Washington DC

It is a case that questions the very nature of what can be patented. Before the US Supreme Court adjourns at the end of June, it may decide whether a patent based on a biological relationship between two substances can be issued. A verdict could have implications for many other US and worldwide patents.

“The United States is often an incubator for these issues,” says Francis Gurry, deputy director-general of the World Intellectual Property Organization in Geneva, Switzerland. “The world is watching with a great deal of interest.”

A natural phenomenon or a law of nature generally cannot be patented, but a process that takes advantage of that phenomenon or law can be. Lawyers have been battling over this rule in biotechnology cases since at least 1980, when the Supreme Court ruled that a newly discovered microbe capable of digesting petrol could be patented. That case opened the door for the biotechnology industry and ushered in patents for antibodies, microorganisms and cells.

Some feel that it is now too easy to patent natural phenomena. “There might be some individuals who would like to close that door,” says Nick Godici, a former US Patent and Trademark Office commissioner.

Thought police: the Supreme Court is reviewing a case that could “wreak havoc on the patent world”.

The latest case — Laboratory Corporation of America Holdings (LabCorp) against Metabolite Laboratories — deals with the field of biomedical diagnostics. It stems from a patent-infringement case over a method for diagnosing vitamin B deficiencies. In 1990, Metabolite patented a diagnostic test, based on an assay that measures blood levels of homocysteine, an amino acid. High levels of homocysteine are correlated with low levels of vitamin B12. Physicians often order such tests because high homocysteine levels are also correlated with increased health risks such as heart attacks, stroke and birth defects.

Metabolite licensed the test to LabCorp, a clinical testing company. LabCorp stopped using it in 1998 and replaced it with a similar test developed by another company. When LabCorp stopped paying royalties, Metabolite sued for patent infringement. LabCorp lost, was ordered to pay $7.8 million, and lost again on appeal.

In the case heard by the Supreme Court on 21 March, LabCorp argued that Metabolite had patented a law of nature by asserting ownership of the relationship between homocysteine levels and vitamin B12. Under these circumstances, LabCorp said, physicians infringe the patent simply by thinking about the relationship when studying test results.

Miguel Estrada, an attorney for Metabolite, told the court that the natural relationship is integral to the diagnostic step. Addressing the broader issue, he argued, could “wreak havoc on the patent world”.
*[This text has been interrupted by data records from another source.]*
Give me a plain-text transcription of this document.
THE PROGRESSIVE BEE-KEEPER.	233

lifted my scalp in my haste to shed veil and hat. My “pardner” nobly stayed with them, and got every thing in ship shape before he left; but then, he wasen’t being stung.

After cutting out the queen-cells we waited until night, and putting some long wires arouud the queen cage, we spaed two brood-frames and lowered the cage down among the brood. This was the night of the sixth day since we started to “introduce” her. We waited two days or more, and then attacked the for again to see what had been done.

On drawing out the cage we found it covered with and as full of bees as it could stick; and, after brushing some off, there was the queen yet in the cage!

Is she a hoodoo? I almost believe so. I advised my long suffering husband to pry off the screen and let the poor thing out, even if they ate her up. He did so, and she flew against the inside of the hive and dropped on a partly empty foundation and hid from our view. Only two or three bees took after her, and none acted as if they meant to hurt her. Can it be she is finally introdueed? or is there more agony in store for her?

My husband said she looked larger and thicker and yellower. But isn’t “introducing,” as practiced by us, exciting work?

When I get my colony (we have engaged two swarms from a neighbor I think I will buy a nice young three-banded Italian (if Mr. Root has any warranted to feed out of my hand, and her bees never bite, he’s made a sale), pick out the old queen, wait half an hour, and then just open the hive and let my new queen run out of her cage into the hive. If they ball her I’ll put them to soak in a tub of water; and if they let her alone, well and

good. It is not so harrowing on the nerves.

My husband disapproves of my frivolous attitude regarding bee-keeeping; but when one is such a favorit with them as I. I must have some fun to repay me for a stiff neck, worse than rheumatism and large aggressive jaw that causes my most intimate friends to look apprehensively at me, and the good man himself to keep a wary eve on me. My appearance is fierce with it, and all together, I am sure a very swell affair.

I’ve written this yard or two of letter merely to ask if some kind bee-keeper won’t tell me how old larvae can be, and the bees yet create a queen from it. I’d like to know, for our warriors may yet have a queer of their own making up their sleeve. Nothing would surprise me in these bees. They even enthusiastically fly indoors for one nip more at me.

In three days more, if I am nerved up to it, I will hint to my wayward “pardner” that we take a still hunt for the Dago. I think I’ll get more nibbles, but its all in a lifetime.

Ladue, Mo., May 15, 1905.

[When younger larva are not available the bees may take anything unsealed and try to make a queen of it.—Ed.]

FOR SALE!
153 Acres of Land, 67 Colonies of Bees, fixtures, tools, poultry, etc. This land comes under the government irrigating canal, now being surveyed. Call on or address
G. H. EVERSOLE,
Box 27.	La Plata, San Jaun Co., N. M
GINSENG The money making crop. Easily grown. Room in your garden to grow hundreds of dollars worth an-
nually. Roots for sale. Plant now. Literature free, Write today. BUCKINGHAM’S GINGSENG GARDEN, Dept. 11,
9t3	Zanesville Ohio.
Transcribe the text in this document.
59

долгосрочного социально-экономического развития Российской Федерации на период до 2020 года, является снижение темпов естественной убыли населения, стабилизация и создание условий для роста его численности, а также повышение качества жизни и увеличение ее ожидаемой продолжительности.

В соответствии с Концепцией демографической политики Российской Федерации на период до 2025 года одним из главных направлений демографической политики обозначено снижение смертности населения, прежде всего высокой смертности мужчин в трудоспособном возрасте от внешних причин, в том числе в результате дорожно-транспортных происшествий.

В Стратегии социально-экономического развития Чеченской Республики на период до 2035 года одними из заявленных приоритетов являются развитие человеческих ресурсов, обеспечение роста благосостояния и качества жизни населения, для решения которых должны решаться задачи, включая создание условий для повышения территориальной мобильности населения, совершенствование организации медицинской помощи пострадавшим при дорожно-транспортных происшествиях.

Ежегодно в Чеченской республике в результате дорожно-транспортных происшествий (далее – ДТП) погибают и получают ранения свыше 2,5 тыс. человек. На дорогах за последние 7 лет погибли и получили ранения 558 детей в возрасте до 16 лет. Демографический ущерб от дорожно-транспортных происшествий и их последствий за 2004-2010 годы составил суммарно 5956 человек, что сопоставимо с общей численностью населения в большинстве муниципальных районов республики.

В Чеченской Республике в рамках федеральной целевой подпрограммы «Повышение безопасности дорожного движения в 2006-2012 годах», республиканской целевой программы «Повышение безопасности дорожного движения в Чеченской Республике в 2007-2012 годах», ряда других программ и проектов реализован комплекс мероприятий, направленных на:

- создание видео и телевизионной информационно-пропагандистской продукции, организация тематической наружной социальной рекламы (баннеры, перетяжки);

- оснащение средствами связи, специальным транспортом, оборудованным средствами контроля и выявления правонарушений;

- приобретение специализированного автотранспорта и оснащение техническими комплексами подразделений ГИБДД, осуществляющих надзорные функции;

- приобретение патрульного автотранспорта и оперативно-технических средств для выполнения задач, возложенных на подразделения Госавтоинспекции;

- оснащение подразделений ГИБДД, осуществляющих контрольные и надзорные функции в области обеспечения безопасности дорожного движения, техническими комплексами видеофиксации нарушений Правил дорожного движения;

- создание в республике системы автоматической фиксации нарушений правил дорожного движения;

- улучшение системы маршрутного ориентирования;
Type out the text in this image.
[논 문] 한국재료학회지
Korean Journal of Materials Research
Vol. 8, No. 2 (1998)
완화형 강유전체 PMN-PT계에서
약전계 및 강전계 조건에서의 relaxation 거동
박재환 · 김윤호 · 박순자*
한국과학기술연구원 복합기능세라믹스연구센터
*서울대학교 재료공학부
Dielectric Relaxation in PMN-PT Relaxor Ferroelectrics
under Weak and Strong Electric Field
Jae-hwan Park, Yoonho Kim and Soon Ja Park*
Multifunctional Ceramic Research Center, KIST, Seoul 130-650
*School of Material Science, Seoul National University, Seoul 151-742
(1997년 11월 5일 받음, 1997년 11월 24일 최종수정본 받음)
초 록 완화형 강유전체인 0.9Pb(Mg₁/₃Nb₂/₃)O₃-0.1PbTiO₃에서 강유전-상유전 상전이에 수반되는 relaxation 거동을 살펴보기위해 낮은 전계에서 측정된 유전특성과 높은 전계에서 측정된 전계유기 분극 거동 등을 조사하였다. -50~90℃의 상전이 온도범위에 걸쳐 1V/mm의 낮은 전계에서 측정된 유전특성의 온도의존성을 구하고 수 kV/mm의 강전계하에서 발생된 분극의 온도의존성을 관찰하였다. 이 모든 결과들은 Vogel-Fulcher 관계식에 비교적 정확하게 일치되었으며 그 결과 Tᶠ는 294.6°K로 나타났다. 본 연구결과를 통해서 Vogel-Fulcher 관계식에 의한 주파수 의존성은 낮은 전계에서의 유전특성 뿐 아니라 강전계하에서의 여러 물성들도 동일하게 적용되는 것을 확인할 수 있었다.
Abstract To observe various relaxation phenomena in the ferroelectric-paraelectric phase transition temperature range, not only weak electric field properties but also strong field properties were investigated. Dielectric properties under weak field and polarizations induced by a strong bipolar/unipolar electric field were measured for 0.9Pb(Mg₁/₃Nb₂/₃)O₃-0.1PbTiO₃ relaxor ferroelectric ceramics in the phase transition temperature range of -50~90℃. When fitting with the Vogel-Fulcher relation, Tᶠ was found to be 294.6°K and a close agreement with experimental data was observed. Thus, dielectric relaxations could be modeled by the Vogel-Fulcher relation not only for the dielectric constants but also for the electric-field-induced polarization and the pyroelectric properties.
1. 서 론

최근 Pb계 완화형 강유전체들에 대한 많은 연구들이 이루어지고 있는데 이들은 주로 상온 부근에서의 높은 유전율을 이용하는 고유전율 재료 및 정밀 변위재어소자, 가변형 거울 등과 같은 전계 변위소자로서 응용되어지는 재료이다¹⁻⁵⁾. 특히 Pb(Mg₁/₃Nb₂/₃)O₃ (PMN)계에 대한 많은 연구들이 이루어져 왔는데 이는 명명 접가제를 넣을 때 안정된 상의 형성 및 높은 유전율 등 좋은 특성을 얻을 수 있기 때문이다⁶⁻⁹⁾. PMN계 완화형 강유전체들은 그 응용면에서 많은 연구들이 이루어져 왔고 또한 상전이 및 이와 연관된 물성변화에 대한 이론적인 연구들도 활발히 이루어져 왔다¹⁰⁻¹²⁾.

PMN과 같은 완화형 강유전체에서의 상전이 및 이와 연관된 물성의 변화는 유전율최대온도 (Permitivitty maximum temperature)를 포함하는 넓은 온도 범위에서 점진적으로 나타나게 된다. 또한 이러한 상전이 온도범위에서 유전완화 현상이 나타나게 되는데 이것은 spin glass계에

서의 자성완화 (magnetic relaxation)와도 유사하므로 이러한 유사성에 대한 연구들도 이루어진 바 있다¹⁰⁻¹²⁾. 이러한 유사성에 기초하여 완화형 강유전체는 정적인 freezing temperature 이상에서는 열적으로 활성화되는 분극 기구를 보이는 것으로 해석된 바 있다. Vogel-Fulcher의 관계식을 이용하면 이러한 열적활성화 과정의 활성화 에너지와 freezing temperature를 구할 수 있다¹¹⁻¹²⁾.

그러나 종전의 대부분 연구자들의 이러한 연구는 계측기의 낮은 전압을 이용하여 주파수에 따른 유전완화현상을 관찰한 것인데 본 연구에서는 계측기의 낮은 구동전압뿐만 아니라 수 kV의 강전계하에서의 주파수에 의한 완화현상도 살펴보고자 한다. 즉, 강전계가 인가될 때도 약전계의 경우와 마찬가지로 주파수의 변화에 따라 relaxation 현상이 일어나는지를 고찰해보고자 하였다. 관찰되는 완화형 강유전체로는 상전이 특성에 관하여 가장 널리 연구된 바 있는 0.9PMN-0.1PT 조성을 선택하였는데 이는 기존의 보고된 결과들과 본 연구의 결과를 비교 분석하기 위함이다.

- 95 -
A corresponding European patent does not claim to cover the relationship between levels of homocysteine and vitamin B12, and is not currently being challenged, says Siobhan Yeats, a biotechnology director at the European Patent Office in Munich, Germany.

The Supreme Court could now come to a verdict, pass the case back to the lower courts, or dismiss it altogether. One complication is that the biological-relationship argument was not addressed in the lower courts.

And although no one can predict which way the vote will go, at least one justice indicated his thoughts during the hearing. Justice Stephen Breyer hinted that patenting a scientific phenomenon might limit researchers' motivations to search for new cures. “If you don't provide them with an incentive,” he said, “they may think of less.”